The lower middle market is also less correlated to broader M&A cycles. Deals at this level are often proprietary, sourced through direct outreach to business owners rather than through banker-run auctions. That gives skilled managers more control over purchase price and deal structure, which in turn drives better risk-adjusted returns.
Finally, operational value creation is real in this segment — not just a pitch deck talking point. Buying a $30 million revenue business with no CFO, no digital marketing, and a manual order-entry system, then installing that infrastructure, genuinely drives EBITDA growth. At the mega-buyout level, those levers have already been pulled.
The challenge for Twin Bridge and firms like it is that those advantages are well-known, which means the space is crowded. LPs evaluating a lower middle-market commitment are spoiled for choice — they can pick from hundreds of managers with similar strategies. Differentiation comes down to track record, team quality, sourcing network, and, increasingly, the sophistication of the investor relations function.
That's the game dePenaloza is walking into. His job isn't just to raise capital — it's to make Twin Bridge the institutional-grade option in a sea of competent but under-resourced competitors.
What Happens Next
Twin Bridge didn't announce a formal fundraise target or timeline, which is typical for firms at this stage. Most emerging managers soft-launch fundraising with a handful of close relationships before going wide with a formal roadshow. dePenaloza's appointment suggests that quiet process is already underway.

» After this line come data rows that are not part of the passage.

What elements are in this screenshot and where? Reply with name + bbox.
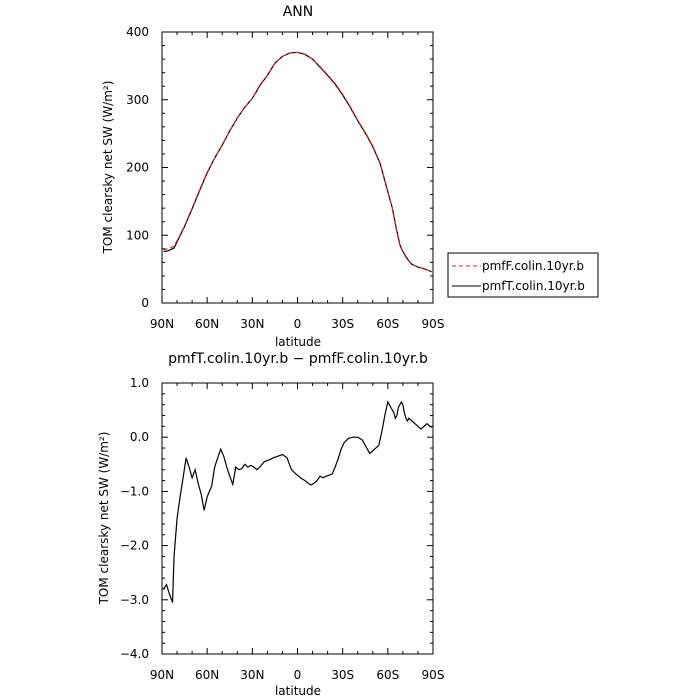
top-xlabel: latitude (275, 335, 321, 349)
bottom-series-lines (163, 400, 432, 603)
top-ytick-label: 200 (126, 161, 149, 175)
top-ytick-label: 400 (126, 25, 149, 39)
top-title: ANN (283, 4, 314, 20)
bottom-ytick-label: −4.0 (120, 647, 149, 661)
bottom-xtick-label: 60S (376, 668, 399, 682)
top-series-pmfF-line (163, 51, 432, 273)
top-xtick-label: 30N (240, 317, 264, 331)
bottom-panel: pmfT.colin.10yr.b − pmfF.colin.10yr.b 90… (97, 351, 444, 698)
legend-box (447, 252, 599, 298)
top-xtick-label: 0 (294, 317, 302, 331)
top-xtick-label: 90N (150, 317, 174, 331)
top-series-pmfT-line (163, 51, 432, 273)
top-xtick-label: 60N (195, 317, 219, 331)
top-panel: ANN 90N 60N 30N 0 30S 60S 90S 0 100 200 300 400 lat… (101, 4, 444, 349)
bottom-xtick-label: 90S (422, 668, 445, 682)
top-ytick-label: 0 (141, 296, 149, 310)
bottom-xtick-label: 0 (294, 668, 302, 682)
bottom-xtick-label: 90N (150, 668, 174, 682)
bottom-ytick-label: −3.0 (120, 593, 149, 607)
legend-label-pmfF: pmfF.colin.10yr.b (482, 259, 584, 273)
top-plot-frame (161, 31, 434, 304)
bottom-xtick-label: 30S (331, 668, 354, 682)
bottom-axis-ticks: 90N 60N 30N 0 30S 60S 90S 1.0 0.0 −1.0 −2.0 −3.0 −4.… (120, 376, 445, 682)
top-axis-ticks: 90N 60N 30N 0 30S 60S 90S 0 100 200 300 400 (126, 25, 444, 331)
top-ytick-label: 100 (126, 228, 149, 242)
top-xtick-label: 60S (376, 317, 399, 331)
bottom-xtick-label: 30N (240, 668, 264, 682)
bottom-ytick-label: 1.0 (130, 376, 149, 390)
bottom-ytick-label: −1.0 (120, 484, 149, 498)
bottom-ytick-label: −2.0 (120, 539, 149, 553)
bottom-ylabel: TOM clearsky net SW (W/m²) (97, 432, 111, 606)
bottom-title: pmfT.colin.10yr.b − pmfF.colin.10yr.b (168, 351, 428, 367)
bottom-ytick-label: 0.0 (130, 430, 149, 444)
bottom-xlabel: latitude (275, 684, 321, 698)
bottom-xtick-label: 60N (195, 668, 219, 682)
top-xtick-label: 30S (331, 317, 354, 331)
top-ylabel: TOM clearsky net SW (W/m²) (101, 81, 115, 255)
bottom-series-diff-line (163, 400, 432, 603)
top-series-lines (163, 51, 432, 273)
top-xtick-label: 90S (422, 317, 445, 331)
legend: pmfF.colin.10yr.b pmfT.colin.10yr.b (447, 252, 599, 298)
top-ytick-label: 300 (126, 93, 149, 107)
bottom-plot-frame (161, 382, 434, 655)
legend-label-pmfT: pmfT.colin.10yr.b (482, 279, 585, 293)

The firm also didn't disclose its current AUM or the performance of prior funds, which makes it difficult to assess how realistic an institutional fundraise is. If Twin Bridge is sitting on a top-quartile track record, dePenaloza's job gets easier. If returns have been middling, he'll need to lean harder on the operational story and the team's sector expertise.
Either way, the hire is a bet that the next phase of the firm's growth requires a different kind of capital — more patient, more strategic, and more sophisticated than what got them here. Whether that bet pays off will depend on whether dePenaloza can translate years of institutional access into actual LP commitments.
For now, it's a signal. The question is whether the market is ready to receive it.